Sabélio (activo no início do século III d.C.) foi um influente teólogo e presbítero cristão, provavelmente nascido na Líbia ou no Egito, famoso por defender uma doutrina conhecida como Sabelianismo ou Modalismo.
Ele viveu e ensinou em Roma por volta de 215-220 d.C., onde sua teologia ganhou destaque antes de ser condenada como heresia pela Igreja.

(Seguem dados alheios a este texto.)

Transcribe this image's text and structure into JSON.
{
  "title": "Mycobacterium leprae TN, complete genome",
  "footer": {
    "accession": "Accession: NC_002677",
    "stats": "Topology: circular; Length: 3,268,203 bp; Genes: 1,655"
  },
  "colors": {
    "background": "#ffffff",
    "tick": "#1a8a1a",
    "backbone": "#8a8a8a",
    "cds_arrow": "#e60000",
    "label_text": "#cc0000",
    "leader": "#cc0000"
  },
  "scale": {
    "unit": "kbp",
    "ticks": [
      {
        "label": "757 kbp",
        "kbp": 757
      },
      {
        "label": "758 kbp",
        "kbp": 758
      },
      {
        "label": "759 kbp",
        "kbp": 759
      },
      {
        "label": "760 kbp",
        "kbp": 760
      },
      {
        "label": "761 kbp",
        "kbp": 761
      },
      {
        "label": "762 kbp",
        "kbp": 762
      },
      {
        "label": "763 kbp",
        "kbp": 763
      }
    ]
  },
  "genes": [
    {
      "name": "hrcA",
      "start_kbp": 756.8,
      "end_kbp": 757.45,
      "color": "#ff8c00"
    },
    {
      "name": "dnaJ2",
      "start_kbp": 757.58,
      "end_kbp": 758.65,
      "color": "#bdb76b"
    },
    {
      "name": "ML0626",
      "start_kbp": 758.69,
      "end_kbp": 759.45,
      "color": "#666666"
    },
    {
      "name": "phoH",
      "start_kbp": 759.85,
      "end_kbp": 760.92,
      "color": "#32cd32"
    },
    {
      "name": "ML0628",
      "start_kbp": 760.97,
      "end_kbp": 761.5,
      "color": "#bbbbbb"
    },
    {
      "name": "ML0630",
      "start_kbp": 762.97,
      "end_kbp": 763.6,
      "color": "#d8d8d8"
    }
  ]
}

Aqui estão os pontos principais sobre quem foi Sabélio e seus ensinamentos:
1. Quem foi Sabélio?
- Teólogo Modalista: Sabélio foi o principal proponente do monarquianismo modalista, uma tentativa de preservar o monoteísmo estrito (um só Deus).
- Opositor da Trindade: Ele rejeitava a ideia de que Deus existe em três pessoas distintas (Pai, Filho e Espírito Santo), como definido pelo dogma da Santíssima Trindade.
- Excomunhão: Seus ensinamentos foram considerados heréticos, e ele foi excomungado pelo Papa Calixto I por volta de 220 d.C..
2. O que ensinava (Sabelianismo/Modalismo)
- Deus é um só: Sabélio argumentava que o Pai, o Filho e o Espírito Santo não são três pessoas, mas três "modos", "máscaras" (prosopa), ou "aspectos" pelos quais o único Deus se manifesta.
- Manifestações Sucessivas: Deus se manifesta em etapas: Pai na criação/lei, Filho na encarnação/redenção, e Espírito Santo na regeneração/santificação.
- Patripassianismo: A doutrina implicava que, se o Filho era o Pai, então o próprio Pai sofreu na cruz, o que gerou forte oposição, especialmente de Tertuliano.
3. Obras de Sabélio
Nenhum escrito ou obra original de Sabélio sobreviveu até aos dias de hoje.
O conhecimento sobre seus ensinamentos vem quase exclusivamente de seus oponentes e críticos da época, como:
- Hipólito de Roma: Em sua obra Philosophumena (Refutação de todas as heresias).
- Tertuliano: Que escreveu Adversus Praxeas(Contra Práxeas), combatendo ideias similares.
- Dionísio de Alexandria: Que escreveu cartas refutando o sabelianismo na Líbia.
Em resumo, Sabélio foi um defensor do monoteísmo absoluto que reduziu a distinção entre as pessoas da Trindade a meras máscaras ou formas de atuação divina, sendo sua doutrina condenada pela Igreja antiga.